For the moment, no rehousing solution has been announced. “The question is being examined,” promises, tersely, the Abidjan town hall. For students without classes, the municipality of Yopougon urgently requested the Regional Directorate of National Education for their reassignment. Once again on Friday, evictions without warning continued in Attécoubé, another district of Abidjan.
The visits of Michel Gbagbo and Tidjane Thiam
These fields of ruins have transformed into a terrain of political confrontation, with on one side the mayor of Yopougon and president of the National Assembly, Adama Bictogo, and on the other the governor of Abidjan, Ibrahim Bacongo Cissé, two leaders of the Rally of Houphouëtists for Democracy and Peace (RHDP), the presidential party.
A few days after the first evictions, at the end of January, the two men met and their warm handshake served as a promise to “act together”, even if the land along the main roads is the responsibility of the district.

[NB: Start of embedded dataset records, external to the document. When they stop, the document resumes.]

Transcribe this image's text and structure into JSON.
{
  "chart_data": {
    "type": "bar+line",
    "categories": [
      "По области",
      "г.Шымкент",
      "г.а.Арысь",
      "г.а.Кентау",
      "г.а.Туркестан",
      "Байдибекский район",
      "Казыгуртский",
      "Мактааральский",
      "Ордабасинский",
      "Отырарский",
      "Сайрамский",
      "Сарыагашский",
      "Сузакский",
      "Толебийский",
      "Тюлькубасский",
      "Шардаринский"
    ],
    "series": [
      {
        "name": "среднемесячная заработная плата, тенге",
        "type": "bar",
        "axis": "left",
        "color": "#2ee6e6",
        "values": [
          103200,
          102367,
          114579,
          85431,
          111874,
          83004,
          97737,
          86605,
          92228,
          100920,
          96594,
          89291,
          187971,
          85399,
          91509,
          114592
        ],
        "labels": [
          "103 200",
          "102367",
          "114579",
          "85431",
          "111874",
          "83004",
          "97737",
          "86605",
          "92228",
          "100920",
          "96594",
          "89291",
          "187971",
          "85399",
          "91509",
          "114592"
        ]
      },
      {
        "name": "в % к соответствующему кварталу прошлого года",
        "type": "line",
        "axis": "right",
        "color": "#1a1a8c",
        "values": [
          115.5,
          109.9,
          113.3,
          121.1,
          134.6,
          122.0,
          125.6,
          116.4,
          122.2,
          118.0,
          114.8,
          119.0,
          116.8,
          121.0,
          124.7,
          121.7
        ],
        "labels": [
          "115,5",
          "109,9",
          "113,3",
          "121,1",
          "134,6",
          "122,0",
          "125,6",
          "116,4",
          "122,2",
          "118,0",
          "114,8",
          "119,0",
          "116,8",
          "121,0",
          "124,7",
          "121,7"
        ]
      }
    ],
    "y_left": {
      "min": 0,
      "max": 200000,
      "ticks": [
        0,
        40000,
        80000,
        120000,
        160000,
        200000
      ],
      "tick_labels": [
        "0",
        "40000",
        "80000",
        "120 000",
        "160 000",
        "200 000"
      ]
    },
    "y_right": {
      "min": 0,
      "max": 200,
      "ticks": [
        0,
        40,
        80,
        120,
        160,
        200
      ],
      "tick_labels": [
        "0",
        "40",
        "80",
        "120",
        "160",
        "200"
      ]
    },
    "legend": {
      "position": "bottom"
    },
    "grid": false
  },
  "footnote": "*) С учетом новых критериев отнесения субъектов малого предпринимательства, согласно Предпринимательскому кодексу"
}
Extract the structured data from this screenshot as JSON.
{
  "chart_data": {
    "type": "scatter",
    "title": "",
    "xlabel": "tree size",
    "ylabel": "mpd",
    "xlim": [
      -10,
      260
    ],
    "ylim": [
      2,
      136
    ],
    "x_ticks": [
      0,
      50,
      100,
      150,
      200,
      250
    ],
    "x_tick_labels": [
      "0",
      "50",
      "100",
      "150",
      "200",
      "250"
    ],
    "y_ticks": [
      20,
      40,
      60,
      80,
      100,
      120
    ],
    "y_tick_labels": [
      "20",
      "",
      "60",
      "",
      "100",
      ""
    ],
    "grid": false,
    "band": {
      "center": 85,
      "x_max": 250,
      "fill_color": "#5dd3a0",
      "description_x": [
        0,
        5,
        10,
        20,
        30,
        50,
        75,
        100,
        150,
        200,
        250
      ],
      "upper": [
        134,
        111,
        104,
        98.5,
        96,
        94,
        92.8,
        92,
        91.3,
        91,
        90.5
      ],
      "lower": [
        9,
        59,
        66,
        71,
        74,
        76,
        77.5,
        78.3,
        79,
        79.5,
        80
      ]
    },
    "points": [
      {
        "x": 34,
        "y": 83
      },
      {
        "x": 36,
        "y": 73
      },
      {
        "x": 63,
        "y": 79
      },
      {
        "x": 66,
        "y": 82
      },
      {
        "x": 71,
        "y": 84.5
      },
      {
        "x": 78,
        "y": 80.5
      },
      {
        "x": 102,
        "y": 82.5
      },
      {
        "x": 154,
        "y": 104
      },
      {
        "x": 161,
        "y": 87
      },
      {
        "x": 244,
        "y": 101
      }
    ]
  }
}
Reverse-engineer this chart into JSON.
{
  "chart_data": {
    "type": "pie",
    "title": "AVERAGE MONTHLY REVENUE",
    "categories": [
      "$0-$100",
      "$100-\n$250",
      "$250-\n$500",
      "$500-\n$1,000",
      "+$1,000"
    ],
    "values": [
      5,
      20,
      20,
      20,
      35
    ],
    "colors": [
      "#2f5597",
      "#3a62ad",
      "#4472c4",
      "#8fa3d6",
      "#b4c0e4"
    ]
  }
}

The mayor of Yopougon assured the population that nothing more would be done “without his authorization”. But once outside the country for a visit to Egypt, the machines returned. A scenario strangely similar to what happened during the first operation, Adama Bictogo then also found himself visiting abroad.
Difficult to believe in the coincidence for his municipal team. “We stuck a knife in his back, it’s a political betrayal,” denounces Yaya Doumbia, who worked hard on Thursday to convince residents that the town hall is not complicit in these operations. For Ibrahim Bacongo Cissé, making Abidjan an economic success comes at an unavoidable cost. The issue of evictions remains “worrying, but we must have the courage to initiate these actions,” confides those around him.
Several political figures, including Michel Gbabgo, MP for Yopougon and son of former President Laurent Gbagbo, met with the people as a sign of support. During his visit to Gesco on Thursday, Tidjane Thiam, the president of the Democratic Party of Côte d’Ivoire (PDCI, the leading opposition force), regretted that “no adequate arrangements” had been taken beforehand. After the façade of unity displayed during the CAN, political rivalries resurface.